On Oct. 17, a triumphant message suddenly appeared on the official dark web leak page of the Trigona ransomware group. Later copied to X (formerly Twitter) by a group calling itself the Ukrainian Cyber Alliance, it read as follows:
“Trigona is gone! The servers of the Trigona ransomware gang has been exfiltrated and wiped out.”
And just to rub in the disruption:
“Welcome to the world you created for others.”
Hacktivists in Action
For the Ukrainian Cyber Alliance—a group that claims to have devoted itself to “disrupting Russian criminal enterprises since 2014”—disrupting the Trigona ransomware was all in a good day’s work.
In case anyone doubted the Ukrainian group’s claims, a user called herm1t published a screenshot from what appeared to be Trigona’s collaboration channel on the Confluence platform. Ironically, access to that was reportedly gained by exploiting a vulnerability, CVE-2023-22515, the type of issue that normally aids ransomware.
Additional screenshots on Telegram channel RUH8 from September sent deeper still, suggesting that infrastructure such as backups had also been compromised. One report suggests the hacktivists even compromised the group’s Bitcoin wallets and source code.

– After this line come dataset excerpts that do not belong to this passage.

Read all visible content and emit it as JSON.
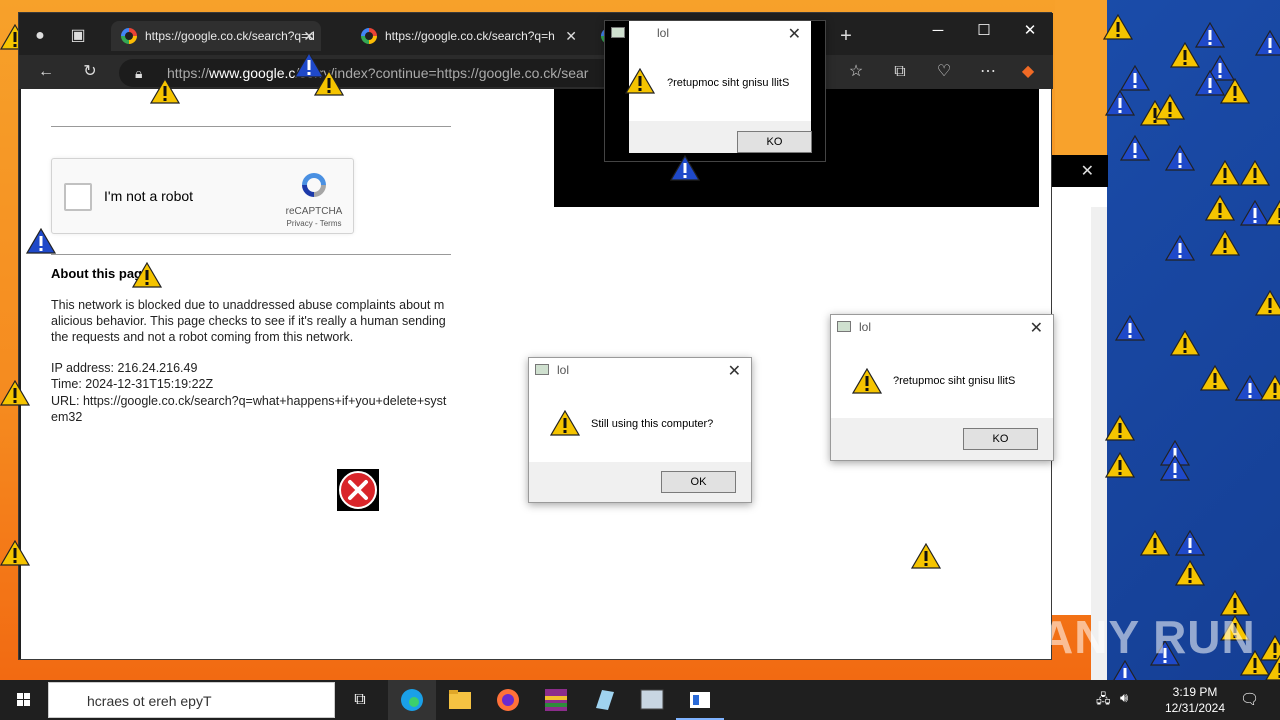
{
  "browser": {
    "tabs": [
      {
        "label": "https://google.co.ck/search?q=d"
      },
      {
        "label": "https://google.co.ck/search?q=h"
      },
      {
        "label": ""
      }
    ],
    "address_prefix": "https://",
    "address_domain": "www.google.c",
    "address_rest": "/sorry/index?continue=https://google.co.ck/sear"
  },
  "page": {
    "captcha_label": "I'm not a robot",
    "captcha_brand": "reCAPTCHA",
    "captcha_links": "Privacy - Terms",
    "about_title": "About this pag",
    "about_text": "This network is blocked due to unaddressed abuse complaints about malicious behavior. This page checks to see if it's really a human sending the requests and not a robot coming from this network.",
    "ip": "IP address: 216.24.216.49",
    "time": "Time: 2024-12-31T15:19:22Z",
    "url": "URL: https://google.co.ck/search?q=what+happens+if+you+delete+system32"
  },
  "dialogs": [
    {
      "title": "lol",
      "message": "?retupmoc siht gnisu llitS",
      "button": "KO"
    },
    {
      "title": "lol",
      "message": "Still using this computer?",
      "button": "OK"
    },
    {
      "title": "lol",
      "message": "?retupmoc siht gnisu llitS",
      "button": "KO"
    }
  ],
  "taskbar": {
    "search_placeholder": "hcraes ot ereh epyT",
    "time": "3:19 PM",
    "date": "12/31/2024"
  },
  "watermark": "ANY RUN",
  "colors": {
    "warning_yellow": "#f5c400",
    "warning_blue": "#1f49c9",
    "error_red": "#d9252a"
  }
}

In all likelihood, this means the Trigona ransomware is now unable to operate and will find it impossible to reconstitute its operation for future attacks. It’s also possible that the Ukrainian hacktivists will eventually recover decryption keys, potentially making it possible to unlock the data of at least some victims.
Succumbing to Hacktivists
Despite having attacked a wide range of organizations in the healthcare and technology sectors since its appearance in early 2022, Trigona isn’t all that well known. This isn’t surprising—very few ransomware groups stick around long enough to become household names.
Trigona is just another ransomware actor that emerged from somewhere (most likely the CryLock ransomware, which itself possibly emerged from something called Cryald as far back as 2014) and has now, hopefully, disappeared for good.

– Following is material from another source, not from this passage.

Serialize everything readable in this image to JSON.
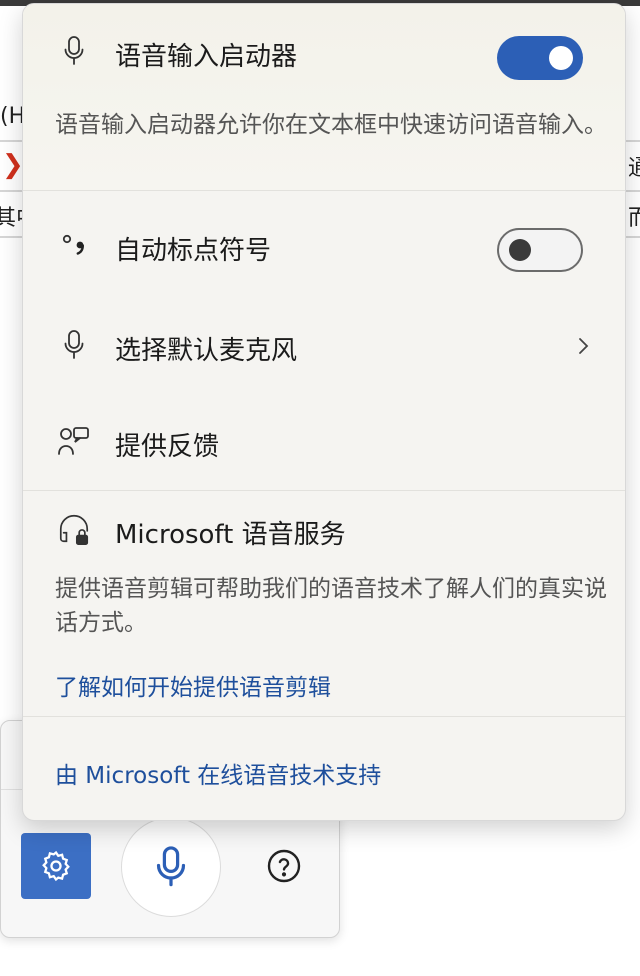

But if it is truly gone for good, what will mark Trigona out as a reference point for some time to come is the manner of its demise at the hands of hacktivists.
For a ransomware group to succumb to hacktivists is still a vanishingly rare event compared to, say, police action such as the notable takedown of the prodigious Hive group in early 2023.

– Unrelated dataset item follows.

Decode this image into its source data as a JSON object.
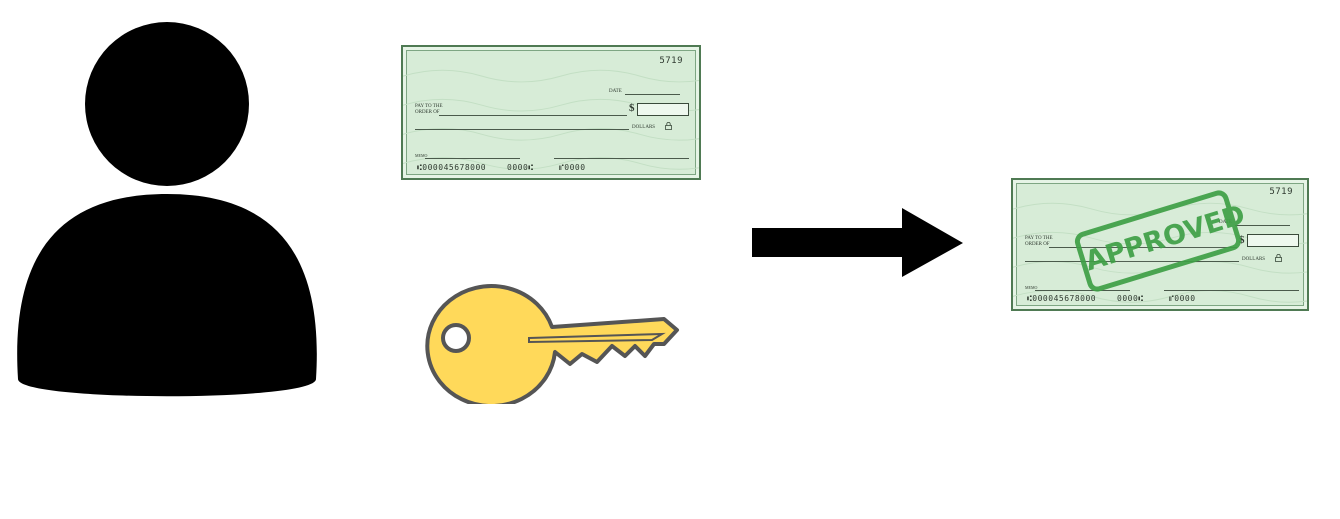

There has been the occasional indication of this type of event, the best known of which was the 2022 leaking of thousands of the Conti group’s internal messages by a Ukrainian researcher angered at Russia’s invasion of the country.
Unfortunately, neither approach seems to be making much of an inroad into the wider activity of ransomware groups, which seem to sprout up more quickly than they could ever realistically be stopped. According to Chainalysis, which monitors the illicit crypto channels groups use to extract ransoms, payments to criminals were at least $449.1 million in the first half of 2023 alone.
Nevertheless, the apparent success of the hacktivist group Ukrainian Cyber Alliance suggests that its MO holds some potential. Although they can’t endorse actions that might breach strict legality, the authorities seem to sense this, which is why they’ve started offering large bounties for information relating to groups and their members.
While the geo-politics of Ukraine won’t motivate every hacktivist-in-the-making, perhaps money could become a more tempting incentive.